The Secretary-General reminded countries with a stake in the conflict that access for the delivery of humanitarian must be provided under international law.
He said deliveries through Bab al-Salam and Bab al-Hawa are not only operating at record levels, but and really need to be scaled up in response to the COVID-19 pandemic.
He recommended that authorization for both crossing points be extended for an additional 12 months, adding that a failure to renew would sever lifeline from millions whom the United Nations cannot reach by other means.
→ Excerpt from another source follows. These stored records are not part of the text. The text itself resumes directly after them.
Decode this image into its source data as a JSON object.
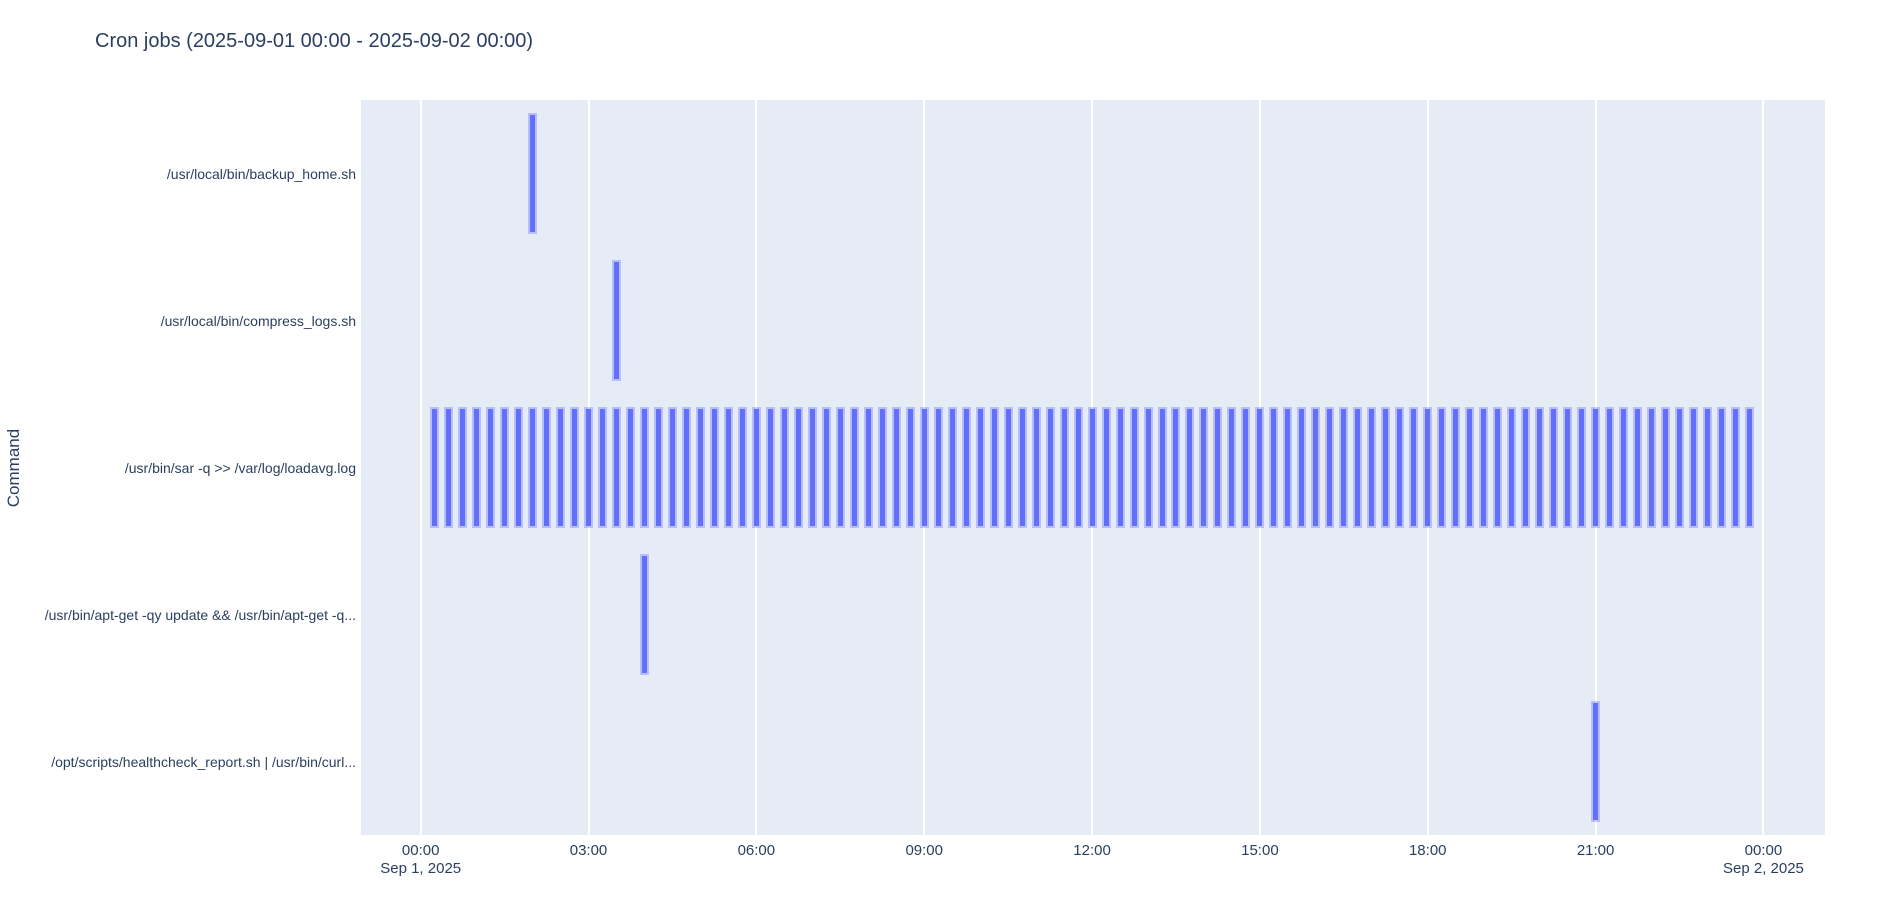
{
  "title": {
    "text": "Cron jobs (2025-09-01 00:00 - 2025-09-02 00:00)"
  },
  "chart_data": {
    "type": "bar",
    "subtype": "event-timeline-gantt",
    "title": "Cron jobs (2025-09-01 00:00 - 2025-09-02 00:00)",
    "xlabel": "",
    "ylabel": "Command",
    "legend": "none",
    "grid": "vertical white gridlines every 3 hours",
    "x_axis": {
      "range_minutes": [
        -64,
        1506
      ],
      "ticks": [
        {
          "label": "00:00",
          "minute": 0,
          "date": "Sep 1, 2025"
        },
        {
          "label": "03:00",
          "minute": 180
        },
        {
          "label": "06:00",
          "minute": 360
        },
        {
          "label": "09:00",
          "minute": 540
        },
        {
          "label": "12:00",
          "minute": 720
        },
        {
          "label": "15:00",
          "minute": 900
        },
        {
          "label": "18:00",
          "minute": 1080
        },
        {
          "label": "21:00",
          "minute": 1260
        },
        {
          "label": "00:00",
          "minute": 1440,
          "date": "Sep 2, 2025"
        }
      ]
    },
    "rows": [
      {
        "label": "/usr/local/bin/backup_home.sh",
        "events": [
          "02:00"
        ]
      },
      {
        "label": "/usr/local/bin/compress_logs.sh",
        "events": [
          "03:30"
        ]
      },
      {
        "label": "/usr/bin/sar -q >> /var/log/loadavg.log",
        "events": [],
        "repeat": {
          "start": "00:15",
          "end": "23:45",
          "every_minutes": 15
        }
      },
      {
        "label": "/usr/bin/apt-get -qy update && /usr/bin/apt-get -q...",
        "events": [
          "04:00"
        ]
      },
      {
        "label": "/opt/scripts/healthcheck_report.sh | /usr/bin/curl...",
        "events": [
          "21:00"
        ]
      }
    ],
    "colors": {
      "bar": "#636efa",
      "plot_background": "#e5ecf6",
      "gridline": "#ffffff",
      "text": "#2a3f5f",
      "page_background": "#ffffff"
    }
  }
}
The risks of malnutrition and food insecurity after years of conflict have been exacerbated by the COVID-19 pandemic, which is also causing significant disruption to education due to measures put in place to prevent the spread of the coronavirus, UNICEF has said.
Grave violations of children's rights recruitment, abductions, killing and maiming continue unabated. On average, a child in Syria has been killed every 10 hours due to violence. Meanwhile, nearly 6 million Syrian children have been born since the crisis began, growing up knowing nothing but war and displacement, UNICEF said.